The postoperative course for a multifocal or extended-depth-of-focus lens is physically almost identical to any standard lens, but there is more time required for the patient to go through neuroadaptation and learn how to properly utilize the lens. By telling them up front that this is a learned process, and that they will be better in a month than they are initially, you can set proper expectations of the time frame required for complete adaptation.

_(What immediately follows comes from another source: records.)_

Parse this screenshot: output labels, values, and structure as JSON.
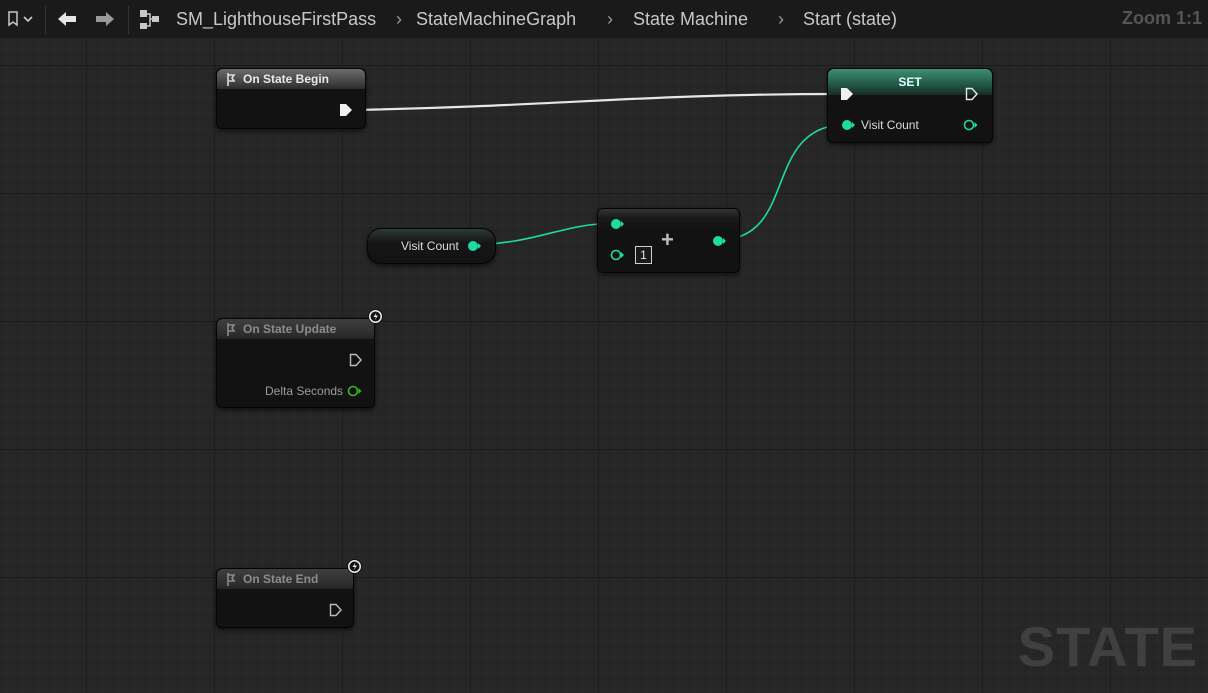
{
  "toolbar": {
    "bookmark_icon": "bookmark-icon",
    "back_icon": "arrow-left-icon",
    "forward_icon": "arrow-right-icon",
    "tree_icon": "hierarchy-icon"
  },
  "breadcrumb": [
    "SM_LighthouseFirstPass",
    "StateMachineGraph",
    "State Machine",
    "Start (state)"
  ],
  "zoom_label": "Zoom 1:1",
  "watermark": "STATE",
  "nodes": {
    "on_state_begin": {
      "title": "On State Begin"
    },
    "set": {
      "title": "SET",
      "input_label": "Visit Count"
    },
    "get_visit_count": {
      "label": "Visit Count"
    },
    "add": {
      "symbol": "+",
      "b_value": "1"
    },
    "on_state_update": {
      "title": "On State Update",
      "output_label": "Delta Seconds"
    },
    "on_state_end": {
      "title": "On State End"
    }
  },
  "colors": {
    "exec_wire": "#e6e6e6",
    "int_pin": "#1edba3",
    "float_pin": "#3ab52b",
    "grid_bg": "#262626"
  }
}
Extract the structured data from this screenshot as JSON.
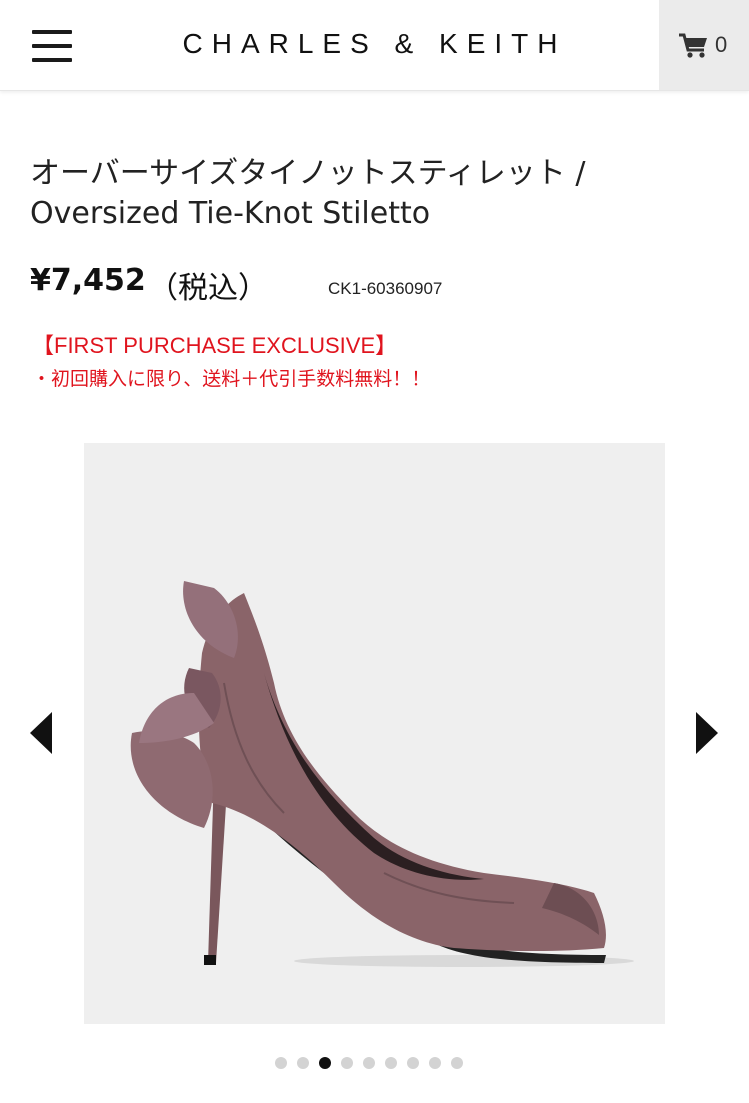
{
  "header": {
    "brand": "CHARLES & KEITH",
    "cart_count": "0",
    "menu_icon": "hamburger-menu-icon",
    "cart_icon": "shopping-cart-icon"
  },
  "product": {
    "title_ja": "オーバーサイズタイノットスティレット /",
    "title_en": "Oversized Tie-Knot Stiletto",
    "price": "¥7,452",
    "tax_label": "（税込）",
    "sku": "CK1-60360907"
  },
  "promo": {
    "title": "【FIRST PURCHASE EXCLUSIVE】",
    "note": "・初回購入に限り、送料＋代引手数料無料！！"
  },
  "gallery": {
    "total_slides": 9,
    "active_index": 2,
    "prev_icon": "chevron-left-icon",
    "next_icon": "chevron-right-icon"
  },
  "colors": {
    "promo": "#e0141e",
    "shoe": "#8a6469",
    "image_bg": "#efefef",
    "cart_bg": "#ebebeb"
  }
}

When to send the patient back to the referring OD depends on the medical stability of the patient and the comfort level of the individual OD. Thus, it remains important for both collaborating doctors to share information throughout the postoperative period. Surgeons need to provide the optometrist information on what lens was implanted, the target refraction, and if it is a toric lens, the axis it was placed on. They also need to know the day 1 postoperative results and what medications the patient is using (unless the MD is providing the day 1 care). Postoperatively, the optometrist needs to verify that the wound is secure, look for inflammation in the anterior chamber and that it is well formed as well as measure refraction, intraocular pressure, visual acuity, and look at the peripheral retina. At 1 month, the OD should check all of the previous items as well as look for cystoid macular edema. During the 3-month visit, repeat all previous checkpoints and add opacification of the posterior capsule. All of this information should be returned to the surgeon so that postoperative information is reviewed and is in both files.